É óbvio, por outro lado, que, se o Projeto de Código Civil prevê a forma e o processo do casamento, se entende que este, como todo ato jurídico formal, pode ser comprovado mediante certidão do respectivo registro, tal como previsto no artigo 1.542 do projeto.

A maior parte das objeções é no sentido de que o Senado Federal não teria corrigido os dispositivos que consagram a distinção entre filhos legítimos e ilegítimos, o que a Constituição vigente repele. Essa aversão dos críticos ao emprego do substantivo legitimidade resulta da não compreensão de que o que a Carta Magna declara é que são igualmente legítimos tanto os filhos do casamento como os naturais, os adulterinos e os adotivos. É óbvio que todos os casos apontados pressupõem a satisfação das condições legais que lhes correspondem. Desse modo, não vejo por qual motivo deveria ser considerado inconstitucional o art. 1.550 (numeração correta), segundo o qual a anulação do casamento não obsta a legitimidade do filho concebido ou havido antes ou na constância dele, servindo esta norma como preceito extensível a outras espécies de filiação.

Por outro lado, é incompreensível que se critique o artigo 1.516 por referir-se somente à capacidade de a mulher casar aos 16 anos, silenciando quanto ao homem, pois, se naquele caso, há compreensíveis razões biológicas, no caso do homem prevalece a regra geral de 18 anos, que é, segundo o projeto, a idade da maioridade.

Quanto ao art. 1.535, que fixa o assento do livro do registro, silenciando sobre o nome a ser assinado pela mulher, é evidente que não estamos perante um numerus clausus, tanto mais que predomina cada vez mais a decisão da mulher de conservar seu nome de solteira.

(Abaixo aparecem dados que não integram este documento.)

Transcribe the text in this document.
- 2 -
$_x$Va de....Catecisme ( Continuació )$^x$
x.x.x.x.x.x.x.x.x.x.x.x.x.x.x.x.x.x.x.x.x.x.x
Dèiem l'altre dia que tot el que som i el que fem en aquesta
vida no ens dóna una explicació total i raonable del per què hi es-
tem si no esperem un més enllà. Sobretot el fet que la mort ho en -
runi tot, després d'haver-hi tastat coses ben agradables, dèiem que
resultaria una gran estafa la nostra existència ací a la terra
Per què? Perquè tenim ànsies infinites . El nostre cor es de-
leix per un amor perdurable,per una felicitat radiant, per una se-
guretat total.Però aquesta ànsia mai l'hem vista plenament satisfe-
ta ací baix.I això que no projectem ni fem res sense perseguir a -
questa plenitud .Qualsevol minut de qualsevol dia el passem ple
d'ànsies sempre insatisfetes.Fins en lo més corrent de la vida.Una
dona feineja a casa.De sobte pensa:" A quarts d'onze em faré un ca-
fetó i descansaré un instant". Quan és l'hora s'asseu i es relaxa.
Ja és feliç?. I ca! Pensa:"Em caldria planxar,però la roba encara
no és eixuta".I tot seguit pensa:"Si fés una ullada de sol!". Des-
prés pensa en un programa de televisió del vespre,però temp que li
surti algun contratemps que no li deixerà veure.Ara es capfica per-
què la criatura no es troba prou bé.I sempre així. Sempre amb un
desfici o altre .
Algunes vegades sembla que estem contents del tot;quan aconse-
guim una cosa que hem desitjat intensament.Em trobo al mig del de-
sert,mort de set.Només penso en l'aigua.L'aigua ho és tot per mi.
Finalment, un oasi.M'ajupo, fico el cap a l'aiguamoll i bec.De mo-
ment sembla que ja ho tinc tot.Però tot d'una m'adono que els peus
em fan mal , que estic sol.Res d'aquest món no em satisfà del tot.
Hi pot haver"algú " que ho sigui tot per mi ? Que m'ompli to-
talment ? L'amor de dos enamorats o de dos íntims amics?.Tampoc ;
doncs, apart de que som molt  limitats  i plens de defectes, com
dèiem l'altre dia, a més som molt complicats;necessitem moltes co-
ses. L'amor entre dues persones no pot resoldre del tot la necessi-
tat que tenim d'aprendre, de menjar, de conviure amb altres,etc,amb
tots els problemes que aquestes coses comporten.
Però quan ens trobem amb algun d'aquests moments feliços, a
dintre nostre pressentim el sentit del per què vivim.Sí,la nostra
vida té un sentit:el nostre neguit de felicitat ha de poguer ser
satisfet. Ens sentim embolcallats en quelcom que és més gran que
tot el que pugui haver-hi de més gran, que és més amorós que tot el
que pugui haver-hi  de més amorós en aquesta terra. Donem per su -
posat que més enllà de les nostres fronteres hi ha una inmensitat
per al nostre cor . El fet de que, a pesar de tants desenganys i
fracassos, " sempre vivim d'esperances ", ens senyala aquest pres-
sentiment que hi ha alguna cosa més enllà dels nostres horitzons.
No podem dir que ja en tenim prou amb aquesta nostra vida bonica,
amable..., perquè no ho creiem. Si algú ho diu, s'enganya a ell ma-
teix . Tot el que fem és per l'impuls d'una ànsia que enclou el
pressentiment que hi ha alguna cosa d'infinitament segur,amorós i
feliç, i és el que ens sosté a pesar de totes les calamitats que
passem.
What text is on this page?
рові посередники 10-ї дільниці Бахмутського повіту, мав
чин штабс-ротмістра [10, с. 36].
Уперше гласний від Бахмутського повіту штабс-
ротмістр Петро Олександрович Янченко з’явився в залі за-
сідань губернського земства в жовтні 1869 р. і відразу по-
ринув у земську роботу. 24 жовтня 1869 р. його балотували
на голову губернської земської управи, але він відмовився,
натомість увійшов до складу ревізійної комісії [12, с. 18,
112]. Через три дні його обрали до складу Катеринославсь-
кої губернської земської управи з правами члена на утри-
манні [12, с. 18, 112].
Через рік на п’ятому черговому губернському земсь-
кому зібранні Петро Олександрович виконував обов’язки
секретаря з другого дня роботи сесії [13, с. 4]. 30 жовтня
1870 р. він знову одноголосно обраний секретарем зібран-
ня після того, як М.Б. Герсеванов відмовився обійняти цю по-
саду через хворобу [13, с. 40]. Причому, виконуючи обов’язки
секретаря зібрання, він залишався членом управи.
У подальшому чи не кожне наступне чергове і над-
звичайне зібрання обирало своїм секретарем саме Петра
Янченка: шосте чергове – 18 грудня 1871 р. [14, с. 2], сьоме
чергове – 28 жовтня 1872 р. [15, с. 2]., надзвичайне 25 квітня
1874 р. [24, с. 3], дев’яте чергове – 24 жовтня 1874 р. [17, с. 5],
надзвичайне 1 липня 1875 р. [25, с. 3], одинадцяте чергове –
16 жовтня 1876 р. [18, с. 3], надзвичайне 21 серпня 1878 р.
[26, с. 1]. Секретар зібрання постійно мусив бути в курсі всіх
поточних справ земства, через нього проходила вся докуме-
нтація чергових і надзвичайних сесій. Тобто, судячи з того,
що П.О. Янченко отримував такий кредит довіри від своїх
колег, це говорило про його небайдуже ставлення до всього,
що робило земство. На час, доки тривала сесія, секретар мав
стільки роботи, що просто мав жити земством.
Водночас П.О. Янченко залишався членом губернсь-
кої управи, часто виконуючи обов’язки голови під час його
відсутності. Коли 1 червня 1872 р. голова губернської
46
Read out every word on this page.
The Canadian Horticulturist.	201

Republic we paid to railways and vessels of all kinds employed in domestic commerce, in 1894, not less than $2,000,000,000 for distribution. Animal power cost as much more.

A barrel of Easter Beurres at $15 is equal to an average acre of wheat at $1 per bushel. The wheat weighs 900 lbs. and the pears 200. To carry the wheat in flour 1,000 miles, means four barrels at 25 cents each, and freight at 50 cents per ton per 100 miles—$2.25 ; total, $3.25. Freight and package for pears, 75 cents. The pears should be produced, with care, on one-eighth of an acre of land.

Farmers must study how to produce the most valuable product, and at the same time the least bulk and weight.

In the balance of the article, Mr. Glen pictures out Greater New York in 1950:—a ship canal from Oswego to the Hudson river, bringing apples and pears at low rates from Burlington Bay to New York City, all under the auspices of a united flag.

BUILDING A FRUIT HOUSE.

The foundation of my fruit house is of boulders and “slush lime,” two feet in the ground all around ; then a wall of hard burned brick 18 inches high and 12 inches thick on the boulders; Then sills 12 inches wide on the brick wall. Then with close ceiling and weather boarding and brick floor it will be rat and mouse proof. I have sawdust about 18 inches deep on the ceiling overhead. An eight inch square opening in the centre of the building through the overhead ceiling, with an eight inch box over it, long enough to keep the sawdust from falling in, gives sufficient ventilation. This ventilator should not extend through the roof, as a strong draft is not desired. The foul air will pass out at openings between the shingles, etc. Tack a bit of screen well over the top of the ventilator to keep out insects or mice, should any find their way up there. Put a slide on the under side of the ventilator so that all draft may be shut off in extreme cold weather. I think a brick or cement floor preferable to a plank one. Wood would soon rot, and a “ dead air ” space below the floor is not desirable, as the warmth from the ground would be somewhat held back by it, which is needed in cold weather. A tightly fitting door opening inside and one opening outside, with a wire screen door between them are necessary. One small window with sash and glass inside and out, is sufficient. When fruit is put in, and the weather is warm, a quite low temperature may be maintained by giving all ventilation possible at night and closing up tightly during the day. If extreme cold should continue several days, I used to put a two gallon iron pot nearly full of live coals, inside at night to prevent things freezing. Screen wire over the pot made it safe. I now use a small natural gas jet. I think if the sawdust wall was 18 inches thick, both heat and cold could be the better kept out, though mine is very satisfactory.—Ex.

Seria absurdo que, não havendo referência a esse fato, fosse ele vedado…

Quanto à crítica às regras do casamento por procuração, basta verificar o que explica admiravelmente o saudoso mestre Clovis Couto e Silva, na Exposição de Motivos que dedicou ao assunto, mostrando a razão da solução adotada.

São de igual jaez as demais críticas, as quais de maneira alguma poderiam levar à inexorável conclusão da não aprovação do projeto pela Câmara dos Deputados, ao corte do tronco por falhas em poucos ramos… Ainda que as críticas fossem procedentes, compreende-se que a solução natural seria, não a rejeição global do projeto, mas a correção de alguma lacuna porventura existente mediante projeto de lei, mesmo porque o novo Código Cível só entraria em vigor após um ano, permitindo longa vacatio legis para eventuais correções ou complementos.

O que não se compreende, absolutamente, é que se pretenda desprezar o monumental trabalho levado a termo pelos maiores juristas da sociedade civil e do Congresso Nacional.

Eis aí a oportunidade que teria a OAB de sanar a omissão de tantos anos, com a elaboração de regras complementares, porventura indispensáveis.

Reprodução do artigo publicado em 22 de janeiro de 2000 no jornal “O Estado de S.Paulo”.